O agente penitenciário Ariel Stepanski destacou ainda a necessidade de união da categoria para possibilitar melhorias para todo o sistema. Representando os aprovados nos concursos, Helena Frozza salientou que os aprovados buscam não só entrar no sistema, mas contribuir, e percebem que para atingir o máximo potencial “é preciso ter as mínimas e dignificantes condições de trabalho”.
É preciso repensar o sistema
Representando o Comitê de Combate à Tortura, Cris Vilanova afirmou que trabalhar com sistemas de segurança e prisional são as profissões “mais estressantes do mundo”. Ela destacou a necessidade de avançar em uma política de atendimento à saúde física e mental, de forma biopsicossocial, em um programa que considere a qualidade de vida destes profissionais.
Nilsa Figueiredo conta que, trabalhando no Conselho Comunidade de Porto Alegre, realiza vistorias nas casas prisionais de todo estado, e que hoje são cerca de 800 servidores em licença saúde. “Me preocupa a condição dos servidores, pois como um cuidador, trabalhando em condições degradantes, consegue ter saúde mental para continuar cuidando da população carcerária?” questionou, dizendo que é urgente dar suporte para o apenado, para a estrutura dos presídios e condições de trabalho para os servidores.
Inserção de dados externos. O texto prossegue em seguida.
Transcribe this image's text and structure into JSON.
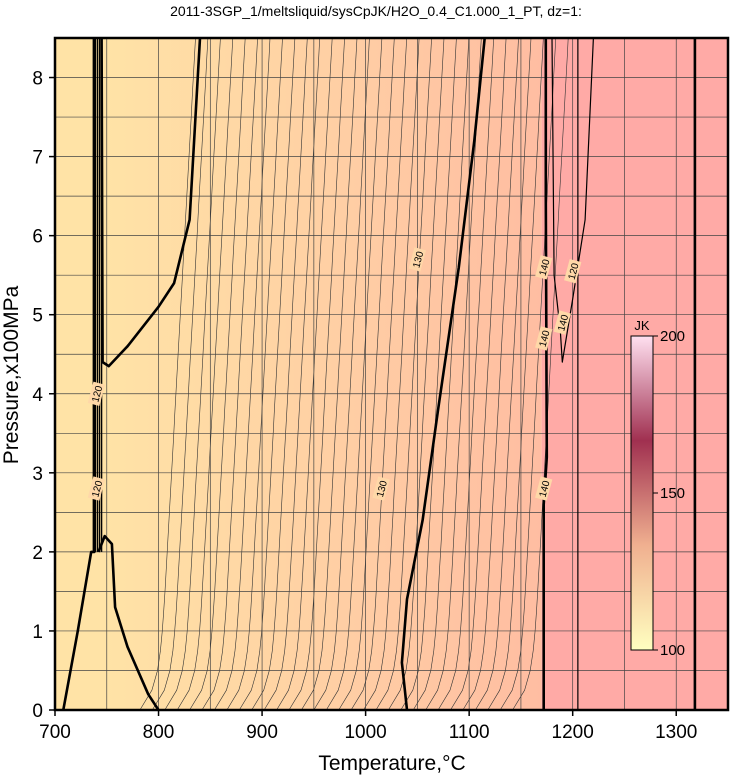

Cíntia Luzatto, dirigente do Núcleo de Defesa em Execução Penal da Defensora Pública, destacou a problemática da superlotação nos presídios de forma insalubre, das condições de alojamento, falta de pessoal e de corpo técnico. “Fazemos constar nos nossos relatórios de inspeção as condições que os trabalhadores atuam naquele local e solicitamos junto à direção que sejam tomadas as medidas necessárias,” explica.
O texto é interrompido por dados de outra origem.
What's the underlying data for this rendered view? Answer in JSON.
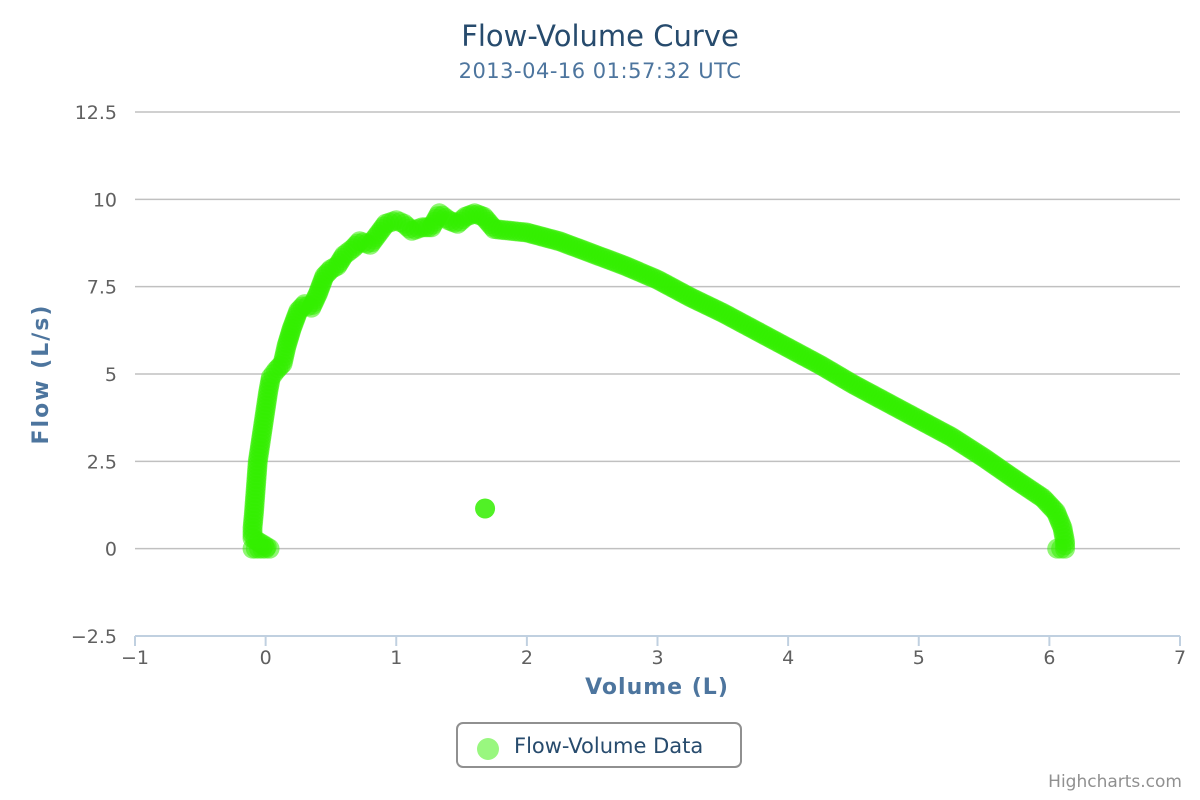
{
  "chart_data": {
    "type": "scatter",
    "title": "Flow-Volume Curve",
    "subtitle": "2013-04-16 01:57:32 UTC",
    "xlabel": "Volume (L)",
    "ylabel": "Flow (L/s)",
    "xlim": [
      -1,
      7
    ],
    "ylim": [
      -2.5,
      12.5
    ],
    "xticks": [
      -1,
      0,
      1,
      2,
      3,
      4,
      5,
      6,
      7
    ],
    "yticks": [
      -2.5,
      0,
      2.5,
      5,
      7.5,
      10,
      12.5
    ],
    "xtick_labels": [
      "−1",
      "0",
      "1",
      "2",
      "3",
      "4",
      "5",
      "6",
      "7"
    ],
    "ytick_labels": [
      "−2.5",
      "0",
      "2.5",
      "5",
      "7.5",
      "10",
      "12.5"
    ],
    "grid": "horizontal",
    "legend_position": "bottom-center",
    "series": [
      {
        "name": "Flow-Volume Data",
        "color": "#33ee00",
        "legend_color": "#99f77f",
        "points": [
          [
            -0.1,
            0
          ],
          [
            -0.05,
            0
          ],
          [
            0,
            0
          ],
          [
            0.03,
            0
          ],
          [
            -0.1,
            0.3
          ],
          [
            -0.1,
            0.6
          ],
          [
            -0.09,
            1.0
          ],
          [
            -0.08,
            1.5
          ],
          [
            -0.07,
            2.0
          ],
          [
            -0.06,
            2.5
          ],
          [
            -0.04,
            3.0
          ],
          [
            -0.02,
            3.5
          ],
          [
            0,
            4.0
          ],
          [
            0.02,
            4.5
          ],
          [
            0.04,
            4.9
          ],
          [
            0.08,
            5.1
          ],
          [
            0.13,
            5.3
          ],
          [
            0.16,
            5.8
          ],
          [
            0.2,
            6.3
          ],
          [
            0.25,
            6.8
          ],
          [
            0.3,
            7.0
          ],
          [
            0.35,
            6.9
          ],
          [
            0.4,
            7.3
          ],
          [
            0.45,
            7.8
          ],
          [
            0.5,
            8.0
          ],
          [
            0.55,
            8.1
          ],
          [
            0.6,
            8.4
          ],
          [
            0.67,
            8.6
          ],
          [
            0.72,
            8.8
          ],
          [
            0.8,
            8.7
          ],
          [
            0.86,
            9.0
          ],
          [
            0.92,
            9.3
          ],
          [
            1.0,
            9.4
          ],
          [
            1.06,
            9.3
          ],
          [
            1.12,
            9.1
          ],
          [
            1.2,
            9.2
          ],
          [
            1.27,
            9.2
          ],
          [
            1.33,
            9.6
          ],
          [
            1.4,
            9.4
          ],
          [
            1.47,
            9.3
          ],
          [
            1.53,
            9.5
          ],
          [
            1.6,
            9.6
          ],
          [
            1.67,
            9.5
          ],
          [
            1.75,
            9.15
          ],
          [
            2.0,
            9.05
          ],
          [
            2.25,
            8.8
          ],
          [
            2.5,
            8.45
          ],
          [
            2.75,
            8.1
          ],
          [
            3.0,
            7.7
          ],
          [
            3.25,
            7.2
          ],
          [
            3.5,
            6.75
          ],
          [
            3.75,
            6.25
          ],
          [
            4.0,
            5.75
          ],
          [
            4.25,
            5.25
          ],
          [
            4.5,
            4.7
          ],
          [
            4.75,
            4.2
          ],
          [
            5.0,
            3.7
          ],
          [
            5.25,
            3.2
          ],
          [
            5.5,
            2.6
          ],
          [
            5.75,
            1.95
          ],
          [
            5.95,
            1.45
          ],
          [
            6.05,
            1.05
          ],
          [
            6.1,
            0.6
          ],
          [
            6.12,
            0.2
          ],
          [
            6.12,
            0
          ],
          [
            6.06,
            0
          ],
          [
            1.68,
            1.15
          ]
        ]
      }
    ]
  },
  "legend": {
    "label": "Flow-Volume Data",
    "marker_color": "#99f77f"
  },
  "credits": "Highcharts.com"
}
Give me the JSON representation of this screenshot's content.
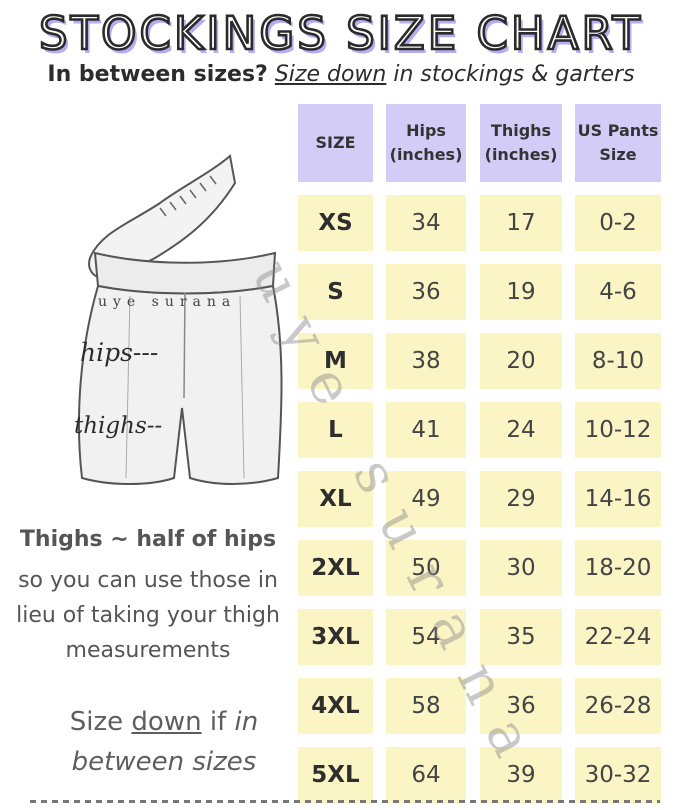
{
  "title": "STOCKINGS SIZE CHART",
  "subtitle": {
    "bold": "In between sizes?",
    "underlined": "Size down",
    "rest": "in stockings & garters"
  },
  "table": {
    "headers": [
      "SIZE",
      "Hips (inches)",
      "Thighs (inches)",
      "US Pants Size"
    ],
    "rows": [
      {
        "size": "XS",
        "hips": "34",
        "thighs": "17",
        "pants": "0-2"
      },
      {
        "size": "S",
        "hips": "36",
        "thighs": "19",
        "pants": "4-6"
      },
      {
        "size": "M",
        "hips": "38",
        "thighs": "20",
        "pants": "8-10"
      },
      {
        "size": "L",
        "hips": "41",
        "thighs": "24",
        "pants": "10-12"
      },
      {
        "size": "XL",
        "hips": "49",
        "thighs": "29",
        "pants": "14-16"
      },
      {
        "size": "2XL",
        "hips": "50",
        "thighs": "30",
        "pants": "18-20"
      },
      {
        "size": "3XL",
        "hips": "54",
        "thighs": "35",
        "pants": "22-24"
      },
      {
        "size": "4XL",
        "hips": "58",
        "thighs": "36",
        "pants": "26-28"
      },
      {
        "size": "5XL",
        "hips": "64",
        "thighs": "39",
        "pants": "30-32"
      }
    ]
  },
  "illustration": {
    "brand": "uye surana",
    "hips_label": "hips---",
    "thighs_label": "thighs--"
  },
  "note": {
    "bold": "Thighs ~ half of hips",
    "text": "so you can use those in lieu of taking your thigh measurements"
  },
  "size_down": {
    "prefix": "Size",
    "underlined": "down",
    "middle": "if",
    "italic1": "in",
    "italic2": "between sizes"
  },
  "watermark": "uye surana",
  "colors": {
    "header_bg": "#d2ccf6",
    "cell_bg": "#fbf5c6",
    "title_shadow": "#b6acf1"
  }
}
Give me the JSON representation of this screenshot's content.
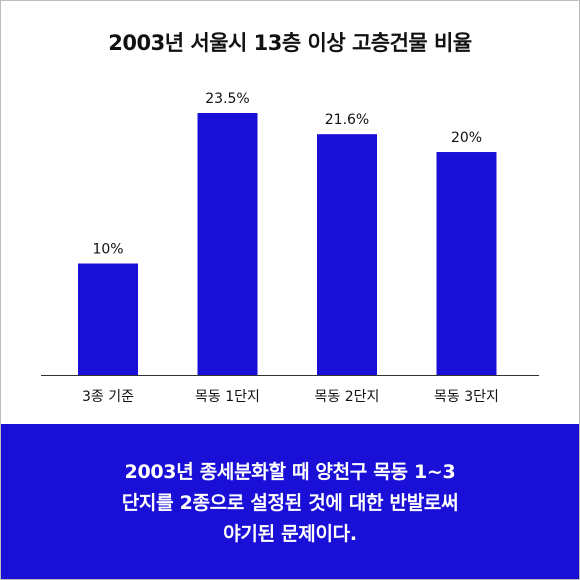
{
  "card": {
    "title": "2003년 서울시 13층 이상 고층건물 비율",
    "caption": "2003년 종세분화할 때  양천구 목동 1~3\n단지를 2종으로 설정된 것에 대한 반발로써\n야기된 문제이다."
  },
  "colors": {
    "bar": "#1a0fd6",
    "footer": "#1a0fd6",
    "text": "#111111",
    "axis": "#333333"
  },
  "chart_data": {
    "type": "bar",
    "title": "2003년 서울시 13층 이상 고층건물 비율",
    "categories": [
      "3종 기준",
      "목동 1단지",
      "목동 2단지",
      "목동 3단지"
    ],
    "values": [
      10,
      23.5,
      21.6,
      20
    ],
    "data_labels": [
      "10%",
      "23.5%",
      "21.6%",
      "20%"
    ],
    "xlabel": "",
    "ylabel": "",
    "ylim": [
      0,
      23.5
    ],
    "grid": false,
    "legend": "none"
  }
}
Letícia Coimbra, Chefe da Divisão de Projetos, Gerenciamento e Articulação de Políticas Públicas do Departamento de Políticas Penais da Secretaria dos Sistemas Penal e Socioeducativo, já foi policial militar e disse que muitos agentes ainda tem receio de dizer que são policiais penais por não serem valorizados. “Eles acabam puxando pena junto, nesse tempo que contribuem com o serviço público, trabalhando com o que é considerado o submundo, com as pessoas que os outros querem fora da sociedade,” relatou.
Vice-presidente da Comissão Especial de Políticas Criminais e Segurança Pública da OABRS e Conselheiro da ACRIERGS, Luiz Augusto de Mello Pires reforçou o compromisso da Ordem com a cidadania e com a justiça. Ele afirmou que sem a valorização daqueles que atuam nas instituições, não é possível chegar a uma situação que não coloque mais em risco a sobrevivência do próprio estado.